Un incontro pubblico per fare rete tra scuola, sanità e famiglie nel cuore della comunità molese
di: Mancio
L'iniziativa nasce dalla volontà di offrire alla cittadinanza di Mola e dei comuni limitrofi una guida chiara per orientarsi tra i percorsi diagnostici e le risposte terapeutiche offerte dal territorio.
Ad aprire i lavori saranno i saluti istituzionali del Dirigente Scolastico, il prof. D. Guccione.
Esperti e territorio a confronto
Il tavolo tecnico vedrà la partecipazione di figure chiave della sanità barese e del terzo settore, moderato dalla prof.ssa R. Calamo e dall’Ins. A. Rago:
- Sanità e Diagnosi: Interverrà il Dott. C. N. Porcelli, Responsabile aziendale del CAT (Centro Autismo Territoriale) della ASL-Bari, punto di riferimento per la presa in carico istituzionale.
- Riabilitazione: Il contributo clinico sarà affidato alla Dott.ssa E. Azzali (logopedista) e al Dott. D.V. Pepe (educatore professionale), entrambi dell'Istituto "S. Agostino", struttura d’eccellenza nel settore riabilitativo.
- Associazionismo e Famiglie: La voce delle famiglie sarà rappresentata dal Dott. M. Chimenti (Presidente ANGSA Puglia), dalla Dott.ssa S. Recchia (Psicologa ANGSA Bari-centro "Micheli") e da G. De Stefano, Presidente dell’AMA.
- Cooperazione e Sociale: Presenti anche il Dott.
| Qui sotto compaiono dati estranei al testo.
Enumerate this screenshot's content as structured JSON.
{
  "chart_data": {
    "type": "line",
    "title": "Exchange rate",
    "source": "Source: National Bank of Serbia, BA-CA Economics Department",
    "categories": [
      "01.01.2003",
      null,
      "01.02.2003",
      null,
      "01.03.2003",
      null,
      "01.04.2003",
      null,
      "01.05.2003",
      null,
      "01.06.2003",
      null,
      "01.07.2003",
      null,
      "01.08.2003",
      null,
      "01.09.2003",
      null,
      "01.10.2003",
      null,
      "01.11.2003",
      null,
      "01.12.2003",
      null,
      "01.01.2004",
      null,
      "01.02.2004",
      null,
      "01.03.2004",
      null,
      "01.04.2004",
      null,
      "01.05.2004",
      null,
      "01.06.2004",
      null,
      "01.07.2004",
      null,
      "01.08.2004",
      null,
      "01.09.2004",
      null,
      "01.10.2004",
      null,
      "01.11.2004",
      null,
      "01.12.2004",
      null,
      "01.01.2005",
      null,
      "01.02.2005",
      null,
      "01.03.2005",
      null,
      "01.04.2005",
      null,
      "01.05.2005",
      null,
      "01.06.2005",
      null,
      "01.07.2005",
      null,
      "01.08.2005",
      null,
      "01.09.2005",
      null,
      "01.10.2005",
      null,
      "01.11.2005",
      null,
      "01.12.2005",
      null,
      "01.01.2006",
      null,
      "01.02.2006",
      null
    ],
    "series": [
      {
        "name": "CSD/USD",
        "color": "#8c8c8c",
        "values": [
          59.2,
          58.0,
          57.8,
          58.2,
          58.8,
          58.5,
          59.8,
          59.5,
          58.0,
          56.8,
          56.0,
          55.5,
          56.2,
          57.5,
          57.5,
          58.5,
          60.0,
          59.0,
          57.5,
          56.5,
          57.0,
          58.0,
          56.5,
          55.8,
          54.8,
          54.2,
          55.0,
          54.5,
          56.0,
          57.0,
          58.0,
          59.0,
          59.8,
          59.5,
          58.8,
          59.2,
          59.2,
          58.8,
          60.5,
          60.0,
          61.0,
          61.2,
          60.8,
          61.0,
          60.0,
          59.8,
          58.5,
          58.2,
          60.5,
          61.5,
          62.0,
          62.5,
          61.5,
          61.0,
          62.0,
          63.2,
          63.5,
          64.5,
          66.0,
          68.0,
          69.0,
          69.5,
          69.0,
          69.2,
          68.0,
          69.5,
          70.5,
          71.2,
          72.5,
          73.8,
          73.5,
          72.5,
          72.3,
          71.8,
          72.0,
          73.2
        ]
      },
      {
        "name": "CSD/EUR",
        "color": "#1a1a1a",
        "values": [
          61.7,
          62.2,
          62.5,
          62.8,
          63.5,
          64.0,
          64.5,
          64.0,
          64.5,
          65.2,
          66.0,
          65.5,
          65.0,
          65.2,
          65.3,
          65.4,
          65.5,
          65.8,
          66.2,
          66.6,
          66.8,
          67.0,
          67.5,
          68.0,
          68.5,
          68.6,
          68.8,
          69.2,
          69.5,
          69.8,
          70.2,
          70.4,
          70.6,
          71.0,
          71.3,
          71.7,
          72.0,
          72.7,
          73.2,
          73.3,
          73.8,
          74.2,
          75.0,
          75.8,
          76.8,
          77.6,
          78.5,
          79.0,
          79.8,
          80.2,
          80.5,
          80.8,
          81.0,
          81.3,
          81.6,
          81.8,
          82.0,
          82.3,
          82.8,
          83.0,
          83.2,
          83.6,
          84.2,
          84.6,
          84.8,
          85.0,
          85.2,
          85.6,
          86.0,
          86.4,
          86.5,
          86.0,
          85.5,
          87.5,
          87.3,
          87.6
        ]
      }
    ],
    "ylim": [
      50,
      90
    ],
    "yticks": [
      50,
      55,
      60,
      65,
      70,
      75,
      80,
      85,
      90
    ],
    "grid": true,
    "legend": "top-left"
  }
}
N. Bonamassa, Presidente della Cooperativa EOS, e la Dott.ssa L. Vergatti, Assessore alle politiche sociali, a sottolineare l'importanza del coordinamento tra pubblico e privato sociale.
Oltre il convegno: il dibattito
Il titolo, "Il filo blu", richiama il colore simbolo della consapevolezza sull'autismo, un filo ideale che deve unire scuola, famiglia e strutture sanitarie per evitare l'isolamento dei soggetti fragili.
Al termine delle relazioni tecniche, è previsto un dibattito aperto, durante il quale la cittadinanza potrà interagire direttamente con i relatori per chiarimenti e proposte.
L'evento è aperto a tutti: genitori, insegnanti, educatori e semplici cittadini interessati a costruire una comunità più inclusiva a Mola di Bari.